College Democrats panelist Stephanie Chase agreed.

“I hope that in the debate we can try to focus more on the party as a whole and its appeals,” Chase said. “People … don’t realize there’s a whole range of issues on a party platform.”

Olson, an ag business student, will be debating on the Republican side and would like to see issues like drought relief, farm and ranch aid, abortion and gay rights be addressed.

Chase, a sophomore political science major, hopes to discuss the economy, the war in Iraq, health care and the enviornment.

Chase’s fellow panelists for the Democrats will be sophomore Justin Goetz and junior Jesse Lee.

Debating alongside Olson on the Republican panel will be junior Ryan Brunner and sophomore Sarah French.

While all of the panelists are preparing in different ways – from watching the presidential debates to reading newspapers – French said she feels prepared for the showdown because of her work.

“I’ve met the candidates for the Senate and House; I worked with them all summer; I’m working with them this fall.
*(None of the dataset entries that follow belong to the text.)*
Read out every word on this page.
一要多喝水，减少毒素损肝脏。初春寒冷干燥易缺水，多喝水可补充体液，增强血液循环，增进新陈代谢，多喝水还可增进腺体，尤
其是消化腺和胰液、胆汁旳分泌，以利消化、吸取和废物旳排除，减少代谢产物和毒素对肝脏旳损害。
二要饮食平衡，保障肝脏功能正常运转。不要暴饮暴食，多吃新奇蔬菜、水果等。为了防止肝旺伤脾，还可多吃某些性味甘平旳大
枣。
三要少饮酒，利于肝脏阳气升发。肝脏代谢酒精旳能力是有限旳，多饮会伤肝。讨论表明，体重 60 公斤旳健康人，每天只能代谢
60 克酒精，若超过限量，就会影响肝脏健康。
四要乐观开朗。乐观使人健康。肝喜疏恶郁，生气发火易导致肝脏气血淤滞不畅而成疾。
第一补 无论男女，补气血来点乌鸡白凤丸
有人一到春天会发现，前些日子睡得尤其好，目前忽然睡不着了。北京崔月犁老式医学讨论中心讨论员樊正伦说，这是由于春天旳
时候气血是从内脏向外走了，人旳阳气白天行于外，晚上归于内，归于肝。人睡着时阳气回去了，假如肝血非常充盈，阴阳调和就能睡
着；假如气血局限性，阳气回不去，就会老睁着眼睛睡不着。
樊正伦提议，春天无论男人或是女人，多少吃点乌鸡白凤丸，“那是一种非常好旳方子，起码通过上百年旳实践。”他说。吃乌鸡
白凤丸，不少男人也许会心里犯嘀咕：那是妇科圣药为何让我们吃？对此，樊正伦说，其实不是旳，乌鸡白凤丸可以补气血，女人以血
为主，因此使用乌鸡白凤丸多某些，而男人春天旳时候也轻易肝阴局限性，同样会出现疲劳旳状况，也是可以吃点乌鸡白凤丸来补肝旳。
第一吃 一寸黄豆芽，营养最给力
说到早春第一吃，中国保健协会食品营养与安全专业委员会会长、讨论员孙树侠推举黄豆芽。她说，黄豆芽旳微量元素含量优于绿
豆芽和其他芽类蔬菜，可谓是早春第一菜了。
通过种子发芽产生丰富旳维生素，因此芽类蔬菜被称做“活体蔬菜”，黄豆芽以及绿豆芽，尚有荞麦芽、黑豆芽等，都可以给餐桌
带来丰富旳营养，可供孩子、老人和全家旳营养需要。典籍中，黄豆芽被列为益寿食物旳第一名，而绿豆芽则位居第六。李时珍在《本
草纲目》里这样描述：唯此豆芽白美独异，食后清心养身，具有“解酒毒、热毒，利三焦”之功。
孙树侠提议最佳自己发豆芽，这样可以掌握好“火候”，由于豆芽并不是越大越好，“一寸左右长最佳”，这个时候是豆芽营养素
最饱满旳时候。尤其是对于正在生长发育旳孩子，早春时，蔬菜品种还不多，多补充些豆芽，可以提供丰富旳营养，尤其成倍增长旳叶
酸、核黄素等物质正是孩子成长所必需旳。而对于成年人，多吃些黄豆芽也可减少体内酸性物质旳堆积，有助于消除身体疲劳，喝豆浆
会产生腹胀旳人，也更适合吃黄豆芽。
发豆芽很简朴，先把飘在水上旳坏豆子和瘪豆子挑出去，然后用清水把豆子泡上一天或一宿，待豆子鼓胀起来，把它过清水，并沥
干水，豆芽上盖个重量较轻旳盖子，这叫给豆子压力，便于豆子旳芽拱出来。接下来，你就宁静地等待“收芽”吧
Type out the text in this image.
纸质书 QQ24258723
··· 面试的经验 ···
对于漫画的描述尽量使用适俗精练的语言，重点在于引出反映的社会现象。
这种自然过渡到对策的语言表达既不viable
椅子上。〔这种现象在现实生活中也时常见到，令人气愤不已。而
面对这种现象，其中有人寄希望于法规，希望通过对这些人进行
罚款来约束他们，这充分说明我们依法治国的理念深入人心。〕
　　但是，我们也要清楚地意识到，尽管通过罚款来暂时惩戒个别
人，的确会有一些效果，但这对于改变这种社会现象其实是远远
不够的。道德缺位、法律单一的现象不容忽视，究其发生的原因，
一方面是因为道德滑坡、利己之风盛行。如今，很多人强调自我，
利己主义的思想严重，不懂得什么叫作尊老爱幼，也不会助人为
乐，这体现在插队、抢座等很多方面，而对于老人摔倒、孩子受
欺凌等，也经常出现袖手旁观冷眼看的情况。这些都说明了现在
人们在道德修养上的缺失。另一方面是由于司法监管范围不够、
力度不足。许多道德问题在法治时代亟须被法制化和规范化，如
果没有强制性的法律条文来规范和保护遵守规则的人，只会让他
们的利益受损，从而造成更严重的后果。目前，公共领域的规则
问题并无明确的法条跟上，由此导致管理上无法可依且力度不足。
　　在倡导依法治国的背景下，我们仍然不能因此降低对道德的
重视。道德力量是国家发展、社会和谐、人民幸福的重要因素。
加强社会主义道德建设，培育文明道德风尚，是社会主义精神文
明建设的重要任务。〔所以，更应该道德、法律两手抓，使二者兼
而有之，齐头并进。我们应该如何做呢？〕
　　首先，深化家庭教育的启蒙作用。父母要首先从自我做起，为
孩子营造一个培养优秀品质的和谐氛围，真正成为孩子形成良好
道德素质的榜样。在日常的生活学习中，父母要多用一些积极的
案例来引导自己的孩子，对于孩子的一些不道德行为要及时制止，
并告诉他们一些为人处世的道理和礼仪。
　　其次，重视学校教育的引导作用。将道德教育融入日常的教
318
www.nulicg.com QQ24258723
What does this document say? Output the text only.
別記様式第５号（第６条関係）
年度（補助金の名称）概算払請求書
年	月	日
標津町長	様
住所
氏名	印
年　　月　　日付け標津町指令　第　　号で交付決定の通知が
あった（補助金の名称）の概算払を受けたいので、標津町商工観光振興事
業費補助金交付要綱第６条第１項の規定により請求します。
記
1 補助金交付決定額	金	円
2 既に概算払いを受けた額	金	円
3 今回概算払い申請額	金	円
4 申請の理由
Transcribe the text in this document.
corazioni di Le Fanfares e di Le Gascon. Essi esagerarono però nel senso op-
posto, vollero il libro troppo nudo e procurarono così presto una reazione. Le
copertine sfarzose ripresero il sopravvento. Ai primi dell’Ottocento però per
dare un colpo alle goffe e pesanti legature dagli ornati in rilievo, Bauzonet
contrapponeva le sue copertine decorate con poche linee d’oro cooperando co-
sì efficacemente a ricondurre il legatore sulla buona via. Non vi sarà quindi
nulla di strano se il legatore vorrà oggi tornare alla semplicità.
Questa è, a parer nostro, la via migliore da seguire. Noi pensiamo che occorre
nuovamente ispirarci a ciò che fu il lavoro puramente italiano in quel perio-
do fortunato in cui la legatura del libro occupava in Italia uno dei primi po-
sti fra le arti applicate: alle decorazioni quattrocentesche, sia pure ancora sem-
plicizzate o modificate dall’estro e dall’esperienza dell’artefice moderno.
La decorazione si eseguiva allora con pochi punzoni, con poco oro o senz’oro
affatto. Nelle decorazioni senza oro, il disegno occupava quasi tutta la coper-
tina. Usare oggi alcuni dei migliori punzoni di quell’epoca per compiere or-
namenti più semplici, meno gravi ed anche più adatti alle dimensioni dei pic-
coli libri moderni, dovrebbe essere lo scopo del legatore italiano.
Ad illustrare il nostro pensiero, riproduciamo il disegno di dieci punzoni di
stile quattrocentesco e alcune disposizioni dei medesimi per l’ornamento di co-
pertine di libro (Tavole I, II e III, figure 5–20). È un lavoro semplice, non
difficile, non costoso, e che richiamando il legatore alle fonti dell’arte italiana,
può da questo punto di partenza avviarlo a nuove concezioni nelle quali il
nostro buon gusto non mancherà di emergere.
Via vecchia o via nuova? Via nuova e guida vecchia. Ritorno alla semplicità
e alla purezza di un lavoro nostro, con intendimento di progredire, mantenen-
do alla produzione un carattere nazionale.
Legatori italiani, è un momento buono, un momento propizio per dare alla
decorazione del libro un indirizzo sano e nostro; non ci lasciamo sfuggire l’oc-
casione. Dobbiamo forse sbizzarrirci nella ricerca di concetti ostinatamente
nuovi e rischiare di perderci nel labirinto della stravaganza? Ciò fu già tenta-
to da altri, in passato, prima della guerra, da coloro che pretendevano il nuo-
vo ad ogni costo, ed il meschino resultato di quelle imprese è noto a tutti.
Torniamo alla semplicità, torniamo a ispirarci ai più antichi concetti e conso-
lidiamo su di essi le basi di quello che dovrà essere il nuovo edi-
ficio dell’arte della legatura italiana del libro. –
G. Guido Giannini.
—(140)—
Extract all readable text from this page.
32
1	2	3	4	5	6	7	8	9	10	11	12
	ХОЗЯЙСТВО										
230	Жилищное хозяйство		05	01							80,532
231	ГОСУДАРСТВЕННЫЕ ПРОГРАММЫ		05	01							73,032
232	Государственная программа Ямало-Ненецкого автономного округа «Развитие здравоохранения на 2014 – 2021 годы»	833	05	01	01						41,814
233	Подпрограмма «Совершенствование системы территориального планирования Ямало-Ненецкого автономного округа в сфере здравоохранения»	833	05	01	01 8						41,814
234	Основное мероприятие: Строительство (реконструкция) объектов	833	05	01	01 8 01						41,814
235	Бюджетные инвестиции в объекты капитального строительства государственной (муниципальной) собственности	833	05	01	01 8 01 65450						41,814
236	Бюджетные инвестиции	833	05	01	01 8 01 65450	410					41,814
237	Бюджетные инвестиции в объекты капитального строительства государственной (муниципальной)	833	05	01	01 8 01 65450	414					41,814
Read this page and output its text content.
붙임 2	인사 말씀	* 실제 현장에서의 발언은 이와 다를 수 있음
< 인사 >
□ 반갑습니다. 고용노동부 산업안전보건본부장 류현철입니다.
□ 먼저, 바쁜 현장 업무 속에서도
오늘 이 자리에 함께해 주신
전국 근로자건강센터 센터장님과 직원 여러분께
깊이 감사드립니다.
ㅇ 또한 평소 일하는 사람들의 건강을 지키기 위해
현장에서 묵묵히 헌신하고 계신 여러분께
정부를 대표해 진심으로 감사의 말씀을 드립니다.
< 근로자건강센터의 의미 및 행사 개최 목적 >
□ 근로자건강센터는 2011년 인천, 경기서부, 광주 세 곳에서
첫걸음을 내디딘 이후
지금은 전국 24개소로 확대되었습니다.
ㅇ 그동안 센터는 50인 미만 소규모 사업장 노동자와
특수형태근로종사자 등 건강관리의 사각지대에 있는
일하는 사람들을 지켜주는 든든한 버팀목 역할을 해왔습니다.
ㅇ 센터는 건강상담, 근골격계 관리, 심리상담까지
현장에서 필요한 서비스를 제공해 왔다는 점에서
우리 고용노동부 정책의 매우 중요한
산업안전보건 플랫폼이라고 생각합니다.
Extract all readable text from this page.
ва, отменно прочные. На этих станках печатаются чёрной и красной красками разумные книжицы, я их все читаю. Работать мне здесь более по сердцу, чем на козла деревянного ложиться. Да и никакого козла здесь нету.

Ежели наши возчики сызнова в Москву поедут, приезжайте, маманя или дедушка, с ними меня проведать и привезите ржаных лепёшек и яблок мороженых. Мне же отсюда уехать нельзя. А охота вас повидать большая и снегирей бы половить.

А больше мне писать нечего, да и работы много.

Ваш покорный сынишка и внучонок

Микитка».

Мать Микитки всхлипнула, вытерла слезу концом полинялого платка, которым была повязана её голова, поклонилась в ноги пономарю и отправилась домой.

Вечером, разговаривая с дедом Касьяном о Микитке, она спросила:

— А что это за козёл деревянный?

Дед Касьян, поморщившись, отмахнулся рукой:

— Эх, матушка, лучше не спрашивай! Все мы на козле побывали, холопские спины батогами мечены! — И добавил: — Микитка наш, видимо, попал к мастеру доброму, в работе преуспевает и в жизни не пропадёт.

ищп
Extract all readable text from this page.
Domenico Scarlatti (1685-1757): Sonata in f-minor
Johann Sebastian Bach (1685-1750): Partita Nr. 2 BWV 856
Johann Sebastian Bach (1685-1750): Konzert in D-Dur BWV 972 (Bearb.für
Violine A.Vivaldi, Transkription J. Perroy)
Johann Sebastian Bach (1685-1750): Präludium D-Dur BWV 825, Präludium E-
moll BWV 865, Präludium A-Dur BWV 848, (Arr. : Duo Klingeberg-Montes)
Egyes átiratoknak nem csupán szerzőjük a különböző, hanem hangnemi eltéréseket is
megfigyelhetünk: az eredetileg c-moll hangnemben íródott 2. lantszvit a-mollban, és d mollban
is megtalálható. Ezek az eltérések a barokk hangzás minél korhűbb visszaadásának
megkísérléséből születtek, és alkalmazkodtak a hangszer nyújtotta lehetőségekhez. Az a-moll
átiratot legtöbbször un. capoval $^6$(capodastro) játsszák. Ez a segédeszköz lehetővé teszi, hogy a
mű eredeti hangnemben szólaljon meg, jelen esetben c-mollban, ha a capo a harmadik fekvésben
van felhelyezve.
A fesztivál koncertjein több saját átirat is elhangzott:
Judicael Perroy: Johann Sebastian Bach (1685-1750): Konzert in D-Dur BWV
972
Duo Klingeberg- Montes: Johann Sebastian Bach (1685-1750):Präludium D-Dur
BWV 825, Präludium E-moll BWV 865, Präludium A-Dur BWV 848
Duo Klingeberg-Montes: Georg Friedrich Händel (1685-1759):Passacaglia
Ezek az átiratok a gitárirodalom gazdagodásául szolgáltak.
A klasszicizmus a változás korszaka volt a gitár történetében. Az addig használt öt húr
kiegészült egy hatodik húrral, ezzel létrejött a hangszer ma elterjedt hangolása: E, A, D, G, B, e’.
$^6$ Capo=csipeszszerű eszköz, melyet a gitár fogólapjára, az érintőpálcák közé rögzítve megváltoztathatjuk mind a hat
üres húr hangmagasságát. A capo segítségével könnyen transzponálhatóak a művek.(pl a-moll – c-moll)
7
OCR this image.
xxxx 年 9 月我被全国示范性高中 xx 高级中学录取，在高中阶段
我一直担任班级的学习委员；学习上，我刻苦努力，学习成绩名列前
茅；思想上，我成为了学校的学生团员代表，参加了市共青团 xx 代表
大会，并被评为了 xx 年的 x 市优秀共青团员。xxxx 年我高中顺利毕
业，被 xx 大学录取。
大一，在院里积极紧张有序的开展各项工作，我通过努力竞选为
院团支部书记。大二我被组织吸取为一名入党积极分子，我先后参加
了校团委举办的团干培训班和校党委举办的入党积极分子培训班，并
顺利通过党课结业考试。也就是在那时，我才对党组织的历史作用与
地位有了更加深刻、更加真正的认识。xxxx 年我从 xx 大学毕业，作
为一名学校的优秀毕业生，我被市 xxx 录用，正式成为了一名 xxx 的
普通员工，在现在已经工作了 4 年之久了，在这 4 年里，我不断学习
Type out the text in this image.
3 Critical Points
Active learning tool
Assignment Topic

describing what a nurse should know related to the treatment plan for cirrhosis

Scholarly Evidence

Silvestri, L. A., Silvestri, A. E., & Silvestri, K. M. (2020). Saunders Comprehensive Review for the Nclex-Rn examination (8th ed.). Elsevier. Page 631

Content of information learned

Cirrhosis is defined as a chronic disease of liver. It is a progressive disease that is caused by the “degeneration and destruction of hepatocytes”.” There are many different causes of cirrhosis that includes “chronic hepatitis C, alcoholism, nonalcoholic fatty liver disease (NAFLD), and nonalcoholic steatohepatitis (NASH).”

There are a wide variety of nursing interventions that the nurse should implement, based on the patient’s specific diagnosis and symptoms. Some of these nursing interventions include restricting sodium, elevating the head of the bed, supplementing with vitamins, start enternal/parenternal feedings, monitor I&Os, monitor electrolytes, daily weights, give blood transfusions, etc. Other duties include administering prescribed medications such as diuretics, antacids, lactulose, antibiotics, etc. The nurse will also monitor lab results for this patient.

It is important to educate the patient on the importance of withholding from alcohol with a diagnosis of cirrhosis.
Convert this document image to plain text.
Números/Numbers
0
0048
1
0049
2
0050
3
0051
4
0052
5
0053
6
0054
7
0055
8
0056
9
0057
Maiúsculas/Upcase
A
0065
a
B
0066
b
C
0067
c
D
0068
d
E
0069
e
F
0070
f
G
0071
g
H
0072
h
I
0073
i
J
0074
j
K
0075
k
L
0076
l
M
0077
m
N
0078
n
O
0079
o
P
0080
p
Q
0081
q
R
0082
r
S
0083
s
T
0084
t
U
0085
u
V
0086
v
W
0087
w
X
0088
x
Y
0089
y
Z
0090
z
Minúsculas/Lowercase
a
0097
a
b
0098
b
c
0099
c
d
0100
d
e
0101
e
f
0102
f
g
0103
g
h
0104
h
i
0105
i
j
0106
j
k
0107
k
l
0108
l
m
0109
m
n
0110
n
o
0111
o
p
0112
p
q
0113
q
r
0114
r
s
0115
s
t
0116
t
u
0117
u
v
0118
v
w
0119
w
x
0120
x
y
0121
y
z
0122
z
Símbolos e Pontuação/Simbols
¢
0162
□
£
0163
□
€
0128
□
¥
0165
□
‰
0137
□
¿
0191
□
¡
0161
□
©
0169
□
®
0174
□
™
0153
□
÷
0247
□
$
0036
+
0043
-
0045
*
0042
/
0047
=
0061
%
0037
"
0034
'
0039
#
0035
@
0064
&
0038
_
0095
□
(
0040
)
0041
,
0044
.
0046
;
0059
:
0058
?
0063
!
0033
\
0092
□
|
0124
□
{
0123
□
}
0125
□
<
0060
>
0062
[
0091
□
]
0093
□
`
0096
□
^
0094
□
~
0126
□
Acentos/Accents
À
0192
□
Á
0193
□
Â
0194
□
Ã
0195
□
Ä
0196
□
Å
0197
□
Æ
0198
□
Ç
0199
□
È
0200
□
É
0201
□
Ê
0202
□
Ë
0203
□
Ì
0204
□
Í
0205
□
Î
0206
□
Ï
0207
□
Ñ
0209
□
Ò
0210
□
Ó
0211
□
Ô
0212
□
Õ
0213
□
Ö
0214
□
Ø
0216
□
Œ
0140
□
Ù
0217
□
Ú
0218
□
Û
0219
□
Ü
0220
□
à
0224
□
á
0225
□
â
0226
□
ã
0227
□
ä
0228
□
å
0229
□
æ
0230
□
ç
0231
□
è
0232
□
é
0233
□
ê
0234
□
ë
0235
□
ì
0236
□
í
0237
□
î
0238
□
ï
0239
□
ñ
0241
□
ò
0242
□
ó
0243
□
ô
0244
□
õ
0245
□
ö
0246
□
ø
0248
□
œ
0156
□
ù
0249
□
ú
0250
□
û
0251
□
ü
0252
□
I know firsthand what they’re like and I’d like to express that to other voters,” she said.

After the debate, a mock election will be held. Chase has arranged to give students the chance to cast their votes in DePuy, Larson and Medary Commons from 11 a.m. to 2 p.m. Thursday. This will show how SDSU fits into the state and national political spectrum, said senior Erica Hinders, president of the Political Science Club reponsible for organizing the debate and election with the input of College Democrats and Republicans.

Interesting as the vote may be, the real point of the debate and election isn’t to gauge how students are voting. It’s to get students educated and voting, the panelists said.

“The whole goal is to raise political awareness about Nov. 2,” Chase said. “I just really want to encourage students to participate in the political process.”

Goetz added, “Hopefully we can get them thinking and make them aware what’s going on around them.”